Damit gab sich Wagner aber keineswegs zufrieden: „[…] dennoch frug ich [Wagner] ihn, ob er nicht glaube, daß, wenn ihm ein dramatisches Gedicht von neuer, ihm noch unbekannt gebliebener poetischer Tendenz vorgelegt würde, er aus dieser auch Anregung zu neuer musikalischer Erfindung gewinnen würde. Mitleidig lächelnd erklärte er [Spontini], daß meine Frage eben einen Irrthum enthalte: worin sollte dieses Neue bestehen? »In der Vestale habe ich ein römisches Sujet vertont, in Fernand Cortez ein spanisch-mexikanisches, in Olympie ein griechisch-mazedonisches, und schließlich in Agnes de Hohenstaufen ein deutsches Sujet: Alles andere taugt nichts.« Er [Spontini] hoffe doch nicht, daß ich [Wagner] etwa das sogenannte romantische Genre »à la Freischütz« im Sinne habe? Mit solchen Kindereien gebe sich kein ernster Mann ab; denn die Kunst sei etwas Ernstes, und allen Ernst habe er erschöpft. Aus welcher Nation endlich sollte auch der Komponist kommen, der ihn überbieten könnte?“ (aus: Richard Wagner, Erinnerungen an Spontini)


Für Richard Wagner war das keine Frage. Während seine erste große Oper Rienzi noch ganz dem Typus der Grand opéra verpflichtet war, knüpfte er im Fliegenden Holländer durchaus an das „romantische Genre à la Freischütz“ an. Zugleich spürt man in dieser „Romantischen Oper“ schon die revolutionäre Kraft, die die Musik von Tristan und Isolde sowie des Ring des Nibelungen auszeichnet und durch die Wagner nichts weniger gelang als die Entwicklung einer völlig neuen Opernform, dem Musikdrama.
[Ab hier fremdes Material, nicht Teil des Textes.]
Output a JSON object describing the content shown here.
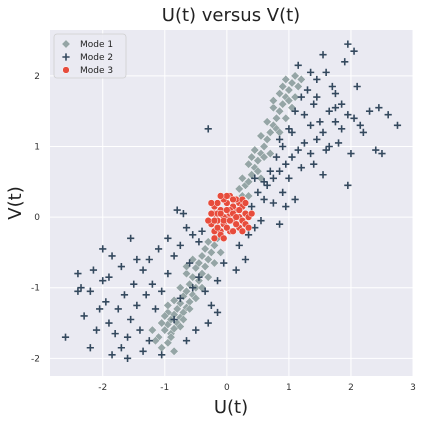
{
  "chart_data": {
    "type": "scatter",
    "title": "U(t) versus V(t)",
    "xlabel": "U(t)",
    "ylabel": "V(t)",
    "xlim": [
      -2.85,
      3.0
    ],
    "ylim": [
      -2.25,
      2.65
    ],
    "xticks": [
      -2,
      -1,
      0,
      1,
      2,
      3
    ],
    "yticks": [
      -2,
      -1,
      0,
      1,
      2
    ],
    "grid": true,
    "background": "#eaeaf2",
    "legend_position": "top-left",
    "series": [
      {
        "name": "Mode 1",
        "marker": "diamond",
        "color": "#95a5a6",
        "points": [
          [
            -1.05,
            -1.85
          ],
          [
            -0.95,
            -1.78
          ],
          [
            -1.1,
            -1.7
          ],
          [
            -0.9,
            -1.65
          ],
          [
            -1.0,
            -1.6
          ],
          [
            -0.85,
            -1.58
          ],
          [
            -0.95,
            -1.52
          ],
          [
            -0.8,
            -1.5
          ],
          [
            -1.05,
            -1.5
          ],
          [
            -0.9,
            -1.45
          ],
          [
            -0.75,
            -1.42
          ],
          [
            -0.85,
            -1.38
          ],
          [
            -0.7,
            -1.35
          ],
          [
            -0.95,
            -1.35
          ],
          [
            -0.8,
            -1.3
          ],
          [
            -0.65,
            -1.28
          ],
          [
            -0.75,
            -1.22
          ],
          [
            -0.6,
            -1.2
          ],
          [
            -0.85,
            -1.18
          ],
          [
            -0.7,
            -1.12
          ],
          [
            -0.55,
            -1.1
          ],
          [
            -0.65,
            -1.05
          ],
          [
            -0.5,
            -1.0
          ],
          [
            -0.75,
            -1.0
          ],
          [
            -0.6,
            -0.95
          ],
          [
            -0.45,
            -0.9
          ],
          [
            -0.55,
            -0.85
          ],
          [
            -0.4,
            -0.8
          ],
          [
            -0.65,
            -0.8
          ],
          [
            -0.5,
            -0.72
          ],
          [
            -0.35,
            -0.7
          ],
          [
            -0.45,
            -0.65
          ],
          [
            -0.3,
            -0.6
          ],
          [
            -0.55,
            -0.6
          ],
          [
            -0.4,
            -0.55
          ],
          [
            -0.25,
            -0.5
          ],
          [
            -0.35,
            -0.45
          ],
          [
            -0.2,
            -0.4
          ],
          [
            -0.3,
            -0.35
          ],
          [
            -0.15,
            -0.3
          ],
          [
            0.15,
            0.25
          ],
          [
            0.25,
            0.3
          ],
          [
            0.2,
            0.4
          ],
          [
            0.3,
            0.45
          ],
          [
            0.35,
            0.5
          ],
          [
            0.25,
            0.55
          ],
          [
            0.4,
            0.6
          ],
          [
            0.45,
            0.7
          ],
          [
            0.35,
            0.75
          ],
          [
            0.5,
            0.8
          ],
          [
            0.55,
            0.9
          ],
          [
            0.45,
            0.95
          ],
          [
            0.6,
            1.0
          ],
          [
            0.65,
            1.1
          ],
          [
            0.55,
            1.15
          ],
          [
            0.7,
            1.2
          ],
          [
            0.75,
            1.3
          ],
          [
            0.65,
            1.35
          ],
          [
            0.8,
            1.4
          ],
          [
            0.85,
            1.5
          ],
          [
            0.75,
            1.55
          ],
          [
            0.9,
            1.6
          ],
          [
            0.95,
            1.7
          ],
          [
            0.85,
            1.75
          ],
          [
            1.0,
            1.8
          ],
          [
            1.05,
            1.9
          ],
          [
            0.95,
            1.95
          ],
          [
            1.1,
            2.0
          ],
          [
            0.9,
            1.85
          ],
          [
            1.0,
            1.65
          ],
          [
            0.8,
            1.25
          ],
          [
            0.6,
            0.85
          ],
          [
            0.5,
            0.65
          ],
          [
            -0.9,
            -1.7
          ],
          [
            -1.15,
            -1.75
          ],
          [
            -1.0,
            -1.4
          ],
          [
            -0.7,
            -1.45
          ],
          [
            -0.6,
            -1.3
          ],
          [
            -0.5,
            -1.15
          ],
          [
            -0.4,
            -1.0
          ],
          [
            -0.3,
            -0.85
          ],
          [
            -0.2,
            -0.65
          ],
          [
            -0.1,
            -0.5
          ],
          [
            0.1,
            0.1
          ],
          [
            0.35,
            0.3
          ],
          [
            0.55,
            0.55
          ],
          [
            0.7,
            0.9
          ],
          [
            0.85,
            1.2
          ],
          [
            1.1,
            1.7
          ],
          [
            1.15,
            1.85
          ],
          [
            -1.2,
            -1.6
          ],
          [
            -0.95,
            -1.25
          ],
          [
            -0.65,
            -0.7
          ],
          [
            0.4,
            0.85
          ],
          [
            0.75,
            1.65
          ],
          [
            1.2,
            1.95
          ],
          [
            1.05,
            1.55
          ],
          [
            0.95,
            1.4
          ],
          [
            -0.85,
            -1.9
          ],
          [
            -0.75,
            -1.55
          ]
        ]
      },
      {
        "name": "Mode 2",
        "marker": "plus",
        "color": "#34495e",
        "points": [
          [
            -2.6,
            -1.7
          ],
          [
            -2.4,
            -1.05
          ],
          [
            -2.35,
            -1.0
          ],
          [
            -2.2,
            -1.05
          ],
          [
            -2.4,
            -0.8
          ],
          [
            -2.15,
            -0.75
          ],
          [
            -2.0,
            -0.9
          ],
          [
            -2.05,
            -1.3
          ],
          [
            -1.9,
            -1.5
          ],
          [
            -1.8,
            -1.65
          ],
          [
            -1.85,
            -1.95
          ],
          [
            -1.7,
            -1.85
          ],
          [
            -1.6,
            -1.7
          ],
          [
            -1.55,
            -1.45
          ],
          [
            -1.4,
            -1.6
          ],
          [
            -1.45,
            -1.25
          ],
          [
            -1.3,
            -1.1
          ],
          [
            -1.2,
            -0.95
          ],
          [
            -1.15,
            -1.3
          ],
          [
            -1.05,
            -1.05
          ],
          [
            -2.1,
            -1.6
          ],
          [
            -2.2,
            -1.85
          ],
          [
            -1.95,
            -1.2
          ],
          [
            -1.75,
            -1.3
          ],
          [
            -1.65,
            -1.1
          ],
          [
            -1.5,
            -0.95
          ],
          [
            -1.35,
            -0.75
          ],
          [
            -1.25,
            -0.6
          ],
          [
            -1.1,
            -0.45
          ],
          [
            -0.95,
            -0.3
          ],
          [
            -0.85,
            -0.55
          ],
          [
            -0.75,
            -0.4
          ],
          [
            -0.65,
            -0.15
          ],
          [
            -0.55,
            -0.25
          ],
          [
            -0.7,
            0.05
          ],
          [
            -0.8,
            0.1
          ],
          [
            -0.95,
            -0.8
          ],
          [
            -0.6,
            -0.65
          ],
          [
            -0.45,
            -0.35
          ],
          [
            -1.55,
            -0.3
          ],
          [
            -2.0,
            -0.45
          ],
          [
            -1.85,
            -0.55
          ],
          [
            -1.25,
            -1.75
          ],
          [
            -1.05,
            -1.95
          ],
          [
            -0.85,
            -1.45
          ],
          [
            -0.75,
            -1.15
          ],
          [
            -0.55,
            -1.0
          ],
          [
            -0.45,
            -0.85
          ],
          [
            -0.35,
            -1.05
          ],
          [
            -0.25,
            -1.25
          ],
          [
            -0.15,
            -1.35
          ],
          [
            -0.3,
            -1.5
          ],
          [
            -0.5,
            -1.6
          ],
          [
            -0.65,
            -1.75
          ],
          [
            -1.35,
            -1.9
          ],
          [
            -1.6,
            -2.0
          ],
          [
            -2.3,
            -1.4
          ],
          [
            -1.9,
            -0.85
          ],
          [
            -1.7,
            -0.7
          ],
          [
            -1.45,
            -0.6
          ],
          [
            0.15,
            -0.75
          ],
          [
            0.2,
            -0.4
          ],
          [
            0.35,
            -0.25
          ],
          [
            0.45,
            -0.15
          ],
          [
            0.55,
            -0.05
          ],
          [
            0.4,
            0.15
          ],
          [
            0.5,
            0.35
          ],
          [
            0.6,
            0.25
          ],
          [
            0.65,
            0.45
          ],
          [
            0.75,
            0.55
          ],
          [
            0.85,
            0.65
          ],
          [
            0.95,
            0.75
          ],
          [
            1.05,
            0.85
          ],
          [
            1.15,
            0.95
          ],
          [
            1.25,
            1.05
          ],
          [
            1.35,
            0.9
          ],
          [
            1.45,
            1.1
          ],
          [
            1.55,
            1.2
          ],
          [
            1.65,
            1.0
          ],
          [
            1.75,
            1.35
          ],
          [
            1.85,
            1.25
          ],
          [
            1.95,
            1.45
          ],
          [
            2.05,
            1.4
          ],
          [
            2.15,
            1.3
          ],
          [
            2.3,
            1.5
          ],
          [
            2.45,
            1.55
          ],
          [
            2.6,
            1.45
          ],
          [
            2.75,
            1.3
          ],
          [
            2.4,
            0.95
          ],
          [
            2.0,
            0.9
          ],
          [
            1.6,
            0.95
          ],
          [
            1.5,
            1.35
          ],
          [
            1.4,
            1.6
          ],
          [
            1.3,
            1.8
          ],
          [
            1.45,
            1.95
          ],
          [
            1.6,
            2.05
          ],
          [
            1.75,
            1.75
          ],
          [
            1.85,
            1.6
          ],
          [
            1.9,
            2.2
          ],
          [
            1.55,
            2.3
          ],
          [
            1.95,
            2.45
          ],
          [
            2.05,
            2.35
          ],
          [
            2.1,
            1.85
          ],
          [
            1.2,
            1.7
          ],
          [
            1.1,
            1.5
          ],
          [
            1.0,
            1.25
          ],
          [
            0.9,
            1.0
          ],
          [
            0.8,
            0.85
          ],
          [
            0.7,
            0.65
          ],
          [
            0.6,
            0.5
          ],
          [
            1.2,
            0.7
          ],
          [
            1.0,
            0.55
          ],
          [
            0.9,
            0.35
          ],
          [
            0.75,
            0.2
          ],
          [
            0.95,
            0.15
          ],
          [
            1.1,
            0.25
          ],
          [
            0.85,
            -0.1
          ],
          [
            0.3,
            -0.6
          ],
          [
            -0.15,
            -0.9
          ],
          [
            -0.05,
            -0.65
          ],
          [
            -0.4,
            -0.2
          ],
          [
            -0.2,
            -0.05
          ],
          [
            1.95,
            0.45
          ],
          [
            2.5,
            0.9
          ],
          [
            1.25,
            1.45
          ],
          [
            1.55,
            0.6
          ],
          [
            -0.3,
            1.25
          ],
          [
            1.65,
            1.5
          ],
          [
            1.35,
            1.3
          ],
          [
            0.45,
            0.55
          ],
          [
            1.05,
            1.2
          ],
          [
            0.85,
            1.1
          ],
          [
            1.4,
            0.75
          ],
          [
            1.8,
            1.05
          ],
          [
            2.2,
            1.2
          ],
          [
            1.7,
            1.85
          ],
          [
            1.35,
            2.05
          ],
          [
            1.15,
            2.15
          ],
          [
            1.45,
            1.7
          ],
          [
            1.75,
            1.55
          ]
        ]
      },
      {
        "name": "Mode 3",
        "marker": "circle",
        "color": "#e74c3c",
        "points": [
          [
            -0.2,
            0.05
          ],
          [
            -0.15,
            -0.05
          ],
          [
            -0.1,
            0.1
          ],
          [
            -0.05,
            -0.1
          ],
          [
            0.0,
            0.0
          ],
          [
            0.05,
            0.05
          ],
          [
            0.1,
            -0.05
          ],
          [
            0.15,
            0.1
          ],
          [
            0.2,
            0.0
          ],
          [
            0.25,
            -0.05
          ],
          [
            -0.25,
            -0.1
          ],
          [
            -0.2,
            0.15
          ],
          [
            -0.1,
            -0.2
          ],
          [
            0.0,
            0.2
          ],
          [
            0.1,
            0.15
          ],
          [
            0.2,
            0.2
          ],
          [
            0.3,
            0.05
          ],
          [
            0.3,
            -0.1
          ],
          [
            0.2,
            -0.15
          ],
          [
            0.05,
            -0.2
          ],
          [
            -0.05,
            0.25
          ],
          [
            0.05,
            0.3
          ],
          [
            0.15,
            0.25
          ],
          [
            -0.15,
            0.2
          ],
          [
            -0.25,
            0.05
          ],
          [
            -0.3,
            -0.05
          ],
          [
            -0.2,
            -0.2
          ],
          [
            -0.1,
            -0.25
          ],
          [
            0.0,
            -0.15
          ],
          [
            0.1,
            -0.2
          ],
          [
            0.25,
            0.15
          ],
          [
            0.35,
            0.0
          ],
          [
            -0.05,
            0.0
          ],
          [
            0.05,
            0.1
          ],
          [
            0.15,
            -0.1
          ],
          [
            -0.15,
            0.05
          ],
          [
            0.1,
            0.05
          ],
          [
            -0.1,
            0.05
          ],
          [
            0.0,
            0.1
          ],
          [
            0.2,
            0.1
          ],
          [
            -0.05,
            -0.05
          ],
          [
            0.15,
            0.0
          ],
          [
            -0.2,
            -0.05
          ],
          [
            0.05,
            -0.05
          ],
          [
            0.25,
            0.25
          ],
          [
            -0.15,
            -0.15
          ],
          [
            0.3,
            0.2
          ],
          [
            -0.25,
            0.2
          ],
          [
            0.4,
            0.05
          ],
          [
            -0.05,
            -0.3
          ],
          [
            0.35,
            -0.15
          ],
          [
            -0.2,
            -0.3
          ],
          [
            0.1,
            0.25
          ],
          [
            0.0,
            0.3
          ],
          [
            -0.1,
            0.3
          ],
          [
            0.25,
            -0.2
          ]
        ]
      }
    ]
  }
}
Dabei sind die Stoffe bei Wagner keineswegs „national“ aufgeladen, anders als z.B. die Mittelalter-Oper aus der Feder des Italieners Spontini. Agnes von Hohenstaufen und Der fliegende Holländer verbindet die deutsche Sprache des Operntextes und die europäische Verwurzelung beider Komponisten. Allerdings markiert Spontinis Oper den Endpunkt einer Entwicklung, während Wagners Holländer durch die Loslösung vom Formideal der „Großen Oper“ einen epochalen Neuanfang in der europäischen Oper markiert.